その表情が、困惑と驚きと期待と不安に満ちていく・・・
そんな香里に、命はなおも問い掛けた。

「どうだ?」

香里は、ついと顔を伏せていたが、やがて意を決したのか、ゆっくりと顔を上げた。

「・・・あたしは、正直あなたの法術も川澄先輩の”力”も今信じろと言っても信じることはできません」

「・・・・・・・」

「でも、あなたという人間を信じることはできます」

「・・・・・どんなことでも、できるか?」

「・・・栞を救うことができるのなら。あたしには、何もいりません」

静かに、二人の視線が交錯する。

「・・・・・分かった。その代わり頼みたいことが二三ある。今は一つだが」
「はい」
「そのような自分の命を軽視するような言葉を、これから先の人生で口にすることを禁じる。
・・・それすら守れないなら、私は何もしないぞ。
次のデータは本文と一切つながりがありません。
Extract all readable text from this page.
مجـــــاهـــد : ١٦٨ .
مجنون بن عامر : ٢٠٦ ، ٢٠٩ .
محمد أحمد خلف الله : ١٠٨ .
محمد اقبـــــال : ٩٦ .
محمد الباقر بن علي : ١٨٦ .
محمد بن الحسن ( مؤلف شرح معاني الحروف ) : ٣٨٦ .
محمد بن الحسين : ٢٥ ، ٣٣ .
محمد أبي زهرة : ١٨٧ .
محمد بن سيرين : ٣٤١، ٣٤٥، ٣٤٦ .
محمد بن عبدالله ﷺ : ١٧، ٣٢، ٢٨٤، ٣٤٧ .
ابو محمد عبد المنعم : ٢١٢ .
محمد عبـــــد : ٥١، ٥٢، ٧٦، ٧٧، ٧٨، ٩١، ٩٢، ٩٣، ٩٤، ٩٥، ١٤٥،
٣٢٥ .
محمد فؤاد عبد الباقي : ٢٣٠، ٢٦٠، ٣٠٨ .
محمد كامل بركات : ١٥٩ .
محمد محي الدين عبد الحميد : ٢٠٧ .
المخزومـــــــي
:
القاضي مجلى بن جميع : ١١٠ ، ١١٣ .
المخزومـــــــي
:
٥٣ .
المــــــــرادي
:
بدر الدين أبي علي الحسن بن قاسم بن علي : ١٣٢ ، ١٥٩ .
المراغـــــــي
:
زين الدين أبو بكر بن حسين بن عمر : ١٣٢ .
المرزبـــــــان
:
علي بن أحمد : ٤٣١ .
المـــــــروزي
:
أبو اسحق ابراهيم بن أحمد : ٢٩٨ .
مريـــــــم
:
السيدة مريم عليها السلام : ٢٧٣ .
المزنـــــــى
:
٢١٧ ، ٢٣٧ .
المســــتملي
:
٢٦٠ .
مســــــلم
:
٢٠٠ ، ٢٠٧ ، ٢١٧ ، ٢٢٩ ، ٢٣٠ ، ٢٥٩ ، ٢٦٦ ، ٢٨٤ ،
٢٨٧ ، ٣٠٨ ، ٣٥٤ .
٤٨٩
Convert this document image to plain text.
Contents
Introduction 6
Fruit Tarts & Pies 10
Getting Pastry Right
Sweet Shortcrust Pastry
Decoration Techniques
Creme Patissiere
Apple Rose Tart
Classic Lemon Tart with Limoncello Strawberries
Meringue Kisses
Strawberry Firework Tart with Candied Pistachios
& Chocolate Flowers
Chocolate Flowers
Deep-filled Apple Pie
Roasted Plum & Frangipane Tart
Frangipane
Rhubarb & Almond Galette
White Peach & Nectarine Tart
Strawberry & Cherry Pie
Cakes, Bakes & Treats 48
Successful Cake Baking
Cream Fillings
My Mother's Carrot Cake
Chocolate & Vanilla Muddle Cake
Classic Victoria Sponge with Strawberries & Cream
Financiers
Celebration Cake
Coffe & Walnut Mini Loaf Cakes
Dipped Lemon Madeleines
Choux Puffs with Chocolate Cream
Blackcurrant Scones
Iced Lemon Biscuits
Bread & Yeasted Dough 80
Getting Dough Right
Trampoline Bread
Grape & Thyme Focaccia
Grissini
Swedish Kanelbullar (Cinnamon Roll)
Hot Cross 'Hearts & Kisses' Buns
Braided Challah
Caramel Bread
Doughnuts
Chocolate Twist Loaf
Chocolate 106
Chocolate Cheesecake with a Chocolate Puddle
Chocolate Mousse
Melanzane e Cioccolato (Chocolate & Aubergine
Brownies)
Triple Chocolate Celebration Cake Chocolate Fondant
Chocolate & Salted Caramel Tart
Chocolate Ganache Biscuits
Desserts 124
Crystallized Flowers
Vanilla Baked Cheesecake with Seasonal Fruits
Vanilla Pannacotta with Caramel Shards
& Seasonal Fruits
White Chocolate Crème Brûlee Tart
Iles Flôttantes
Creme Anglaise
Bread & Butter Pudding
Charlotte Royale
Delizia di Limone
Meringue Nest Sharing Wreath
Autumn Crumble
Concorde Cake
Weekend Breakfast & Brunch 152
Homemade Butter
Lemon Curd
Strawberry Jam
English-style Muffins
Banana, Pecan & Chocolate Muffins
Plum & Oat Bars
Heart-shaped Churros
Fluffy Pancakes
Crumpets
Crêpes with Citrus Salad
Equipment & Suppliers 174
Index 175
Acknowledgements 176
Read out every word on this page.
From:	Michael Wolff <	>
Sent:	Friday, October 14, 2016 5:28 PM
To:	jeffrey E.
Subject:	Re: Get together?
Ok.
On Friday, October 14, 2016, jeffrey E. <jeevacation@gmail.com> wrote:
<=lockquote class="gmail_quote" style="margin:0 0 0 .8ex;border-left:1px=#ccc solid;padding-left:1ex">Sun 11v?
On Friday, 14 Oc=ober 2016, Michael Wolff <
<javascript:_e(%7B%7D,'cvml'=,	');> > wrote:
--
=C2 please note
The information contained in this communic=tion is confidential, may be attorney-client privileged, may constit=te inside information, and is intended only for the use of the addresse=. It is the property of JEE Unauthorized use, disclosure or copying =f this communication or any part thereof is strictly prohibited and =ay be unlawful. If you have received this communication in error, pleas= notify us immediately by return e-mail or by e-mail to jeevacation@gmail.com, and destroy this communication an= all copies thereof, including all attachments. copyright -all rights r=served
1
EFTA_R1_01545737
いいな」
「・・・・・よく、分かりました」
「それで、いい。
・・・では、舞君は、秋子・・・水瀬名雪君の母上にして相沢祐一君の叔母にあたる方だが・・・その人のことを頼めるか?」
「・・・・・分かった」
「それで・・・真琴君の事だが・・・・」

命はそう言って、美汐と真琴の二人に向き直った。
すると、美汐は首を横に振った。

「真琴のことは心配ありません。お二人は栞さんと、その方のことだけを考えてください。」
「・・・美汐ちゃん・・・・どうして」

美汐の言葉に戸惑う紫雲に、彼女は微笑んだ。

「・・・・・真琴は・・・・・ただの風邪ですから。私が付いていれば治ります。
そういうものです」

今までの真琴の様子からただの風邪だと言うのは明らかに嘘だという事はこの場の全員が悟っていた。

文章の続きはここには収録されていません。